Für nachstehende Bauvorhaben kann ein Baufreistellungsverfahren vorgenommen werden:


1)    bei Neu-, Zu- oder Umbau von Wohngebäuden, ausgenommen Gebäude mit einem Fluchtniveau von mehr als 22 Meter, einschließlich der zugehörigen Stellplätze für Kraftfahrzeuge sowie der allenfalls vorgeschriebenen Neben- und Gemeinschaftsanlagen;

2)    bei Neu-, Zu- oder Umbau von Betriebsgebäuden - einschließlich von solchen der Land- und Forstwirtschaft - sowie die Errichtung oder wesentliche (umbaugleiche) Änderung von freistehenden oder angebauten Schutzdächern unter folgenden Voraussetzungen:
•    die bebaute Fläche darf einschließlich des Bestands höchstens 600 m² betragen;
•    die Gesamthöhe darf 9 Meter nicht überschreiten;
•    die baulichen Anlagen dürfen nicht zur Haltung von Tieren genutzt werden;


3)    bei Neu-, Zu- oder Umbau von Nebengebäuden:


Voraussetzungen dafür sind, dass:

•    die Nachbarn durch ihre Unterschrift auf dem Bauplan erklärt haben, gegen das Bauvorhaben keine Einwendungen zu erheben
•    und die Übereinstimmung des Bauvorhabens mit allen baurechtlichen Vorschriften sowie einem allfälligen Bebauungsplan von einer befugten Planverfasserin oder einem befugten Planverfasser schriftlich bestätigt wurde (Planverfasserbestätigung).

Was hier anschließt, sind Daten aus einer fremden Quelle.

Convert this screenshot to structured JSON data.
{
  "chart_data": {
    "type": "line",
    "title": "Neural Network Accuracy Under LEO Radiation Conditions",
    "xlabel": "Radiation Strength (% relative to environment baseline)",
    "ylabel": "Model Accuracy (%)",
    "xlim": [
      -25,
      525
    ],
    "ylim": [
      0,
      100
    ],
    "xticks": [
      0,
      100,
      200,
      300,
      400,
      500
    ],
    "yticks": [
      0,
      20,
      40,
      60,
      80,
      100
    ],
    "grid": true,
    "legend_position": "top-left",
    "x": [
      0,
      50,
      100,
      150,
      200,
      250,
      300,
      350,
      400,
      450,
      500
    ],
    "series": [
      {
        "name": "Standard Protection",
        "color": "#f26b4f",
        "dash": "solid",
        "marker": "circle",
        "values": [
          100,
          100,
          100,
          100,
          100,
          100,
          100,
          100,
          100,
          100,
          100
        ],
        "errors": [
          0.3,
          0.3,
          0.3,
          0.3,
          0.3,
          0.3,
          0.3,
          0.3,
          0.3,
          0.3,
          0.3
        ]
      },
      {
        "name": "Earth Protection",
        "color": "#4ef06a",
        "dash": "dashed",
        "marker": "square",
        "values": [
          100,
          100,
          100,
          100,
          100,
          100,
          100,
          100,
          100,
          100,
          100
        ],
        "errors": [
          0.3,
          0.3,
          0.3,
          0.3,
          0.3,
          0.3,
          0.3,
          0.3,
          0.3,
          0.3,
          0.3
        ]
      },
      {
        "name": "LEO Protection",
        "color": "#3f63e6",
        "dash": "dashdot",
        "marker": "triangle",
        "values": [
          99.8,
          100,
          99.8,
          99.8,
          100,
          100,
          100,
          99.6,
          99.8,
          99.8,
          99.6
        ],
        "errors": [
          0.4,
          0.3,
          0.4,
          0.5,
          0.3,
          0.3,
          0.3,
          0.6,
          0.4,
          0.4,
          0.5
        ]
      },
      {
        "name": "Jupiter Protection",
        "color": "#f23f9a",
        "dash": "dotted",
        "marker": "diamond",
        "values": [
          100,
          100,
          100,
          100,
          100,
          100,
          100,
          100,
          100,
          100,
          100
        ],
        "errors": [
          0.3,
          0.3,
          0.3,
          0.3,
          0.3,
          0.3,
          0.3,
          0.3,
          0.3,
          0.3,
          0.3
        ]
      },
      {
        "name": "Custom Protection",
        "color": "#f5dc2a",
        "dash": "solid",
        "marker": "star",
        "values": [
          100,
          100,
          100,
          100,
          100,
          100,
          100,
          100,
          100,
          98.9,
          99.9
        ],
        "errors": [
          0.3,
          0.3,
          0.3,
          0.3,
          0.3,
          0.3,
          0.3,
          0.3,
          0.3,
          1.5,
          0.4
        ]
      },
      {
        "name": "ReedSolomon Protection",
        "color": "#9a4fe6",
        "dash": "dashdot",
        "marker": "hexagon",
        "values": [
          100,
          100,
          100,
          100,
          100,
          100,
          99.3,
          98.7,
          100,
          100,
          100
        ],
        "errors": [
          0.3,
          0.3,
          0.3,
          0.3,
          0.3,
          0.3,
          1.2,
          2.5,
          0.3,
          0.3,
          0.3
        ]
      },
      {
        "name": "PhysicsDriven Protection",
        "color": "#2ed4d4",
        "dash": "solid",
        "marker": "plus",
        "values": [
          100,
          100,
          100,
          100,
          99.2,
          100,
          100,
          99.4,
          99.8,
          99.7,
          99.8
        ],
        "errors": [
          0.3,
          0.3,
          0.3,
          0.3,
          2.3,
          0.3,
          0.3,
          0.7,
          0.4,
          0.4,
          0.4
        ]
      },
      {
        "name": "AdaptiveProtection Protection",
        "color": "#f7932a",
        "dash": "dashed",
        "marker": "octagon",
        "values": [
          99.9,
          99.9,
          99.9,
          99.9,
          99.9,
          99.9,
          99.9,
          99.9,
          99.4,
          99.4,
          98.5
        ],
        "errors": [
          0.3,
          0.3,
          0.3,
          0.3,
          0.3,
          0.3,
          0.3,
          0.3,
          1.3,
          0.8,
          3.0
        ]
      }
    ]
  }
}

Mindestanforderungen an Unterlagen:

•    Ansuchen um Baufreistellung gemäß § 24a Oö. BauO 1994 (Rubrik Formulare)
•    Einreichplan in 2-facher Ausfertigung
•    Baubeschreibung inkl. AGWR-Datenblatt in 2-facher Ausfertigung
•    Energieausweis (wenn erforderlich)
•    Grundbuchsauszug (wenn vorhanden)

Vor der Planung wäre es empfehlenswert, einen Termin in der Bauabteilung zu vereinbaren, um vorab die rechtlichen Grundlagen klären zu können.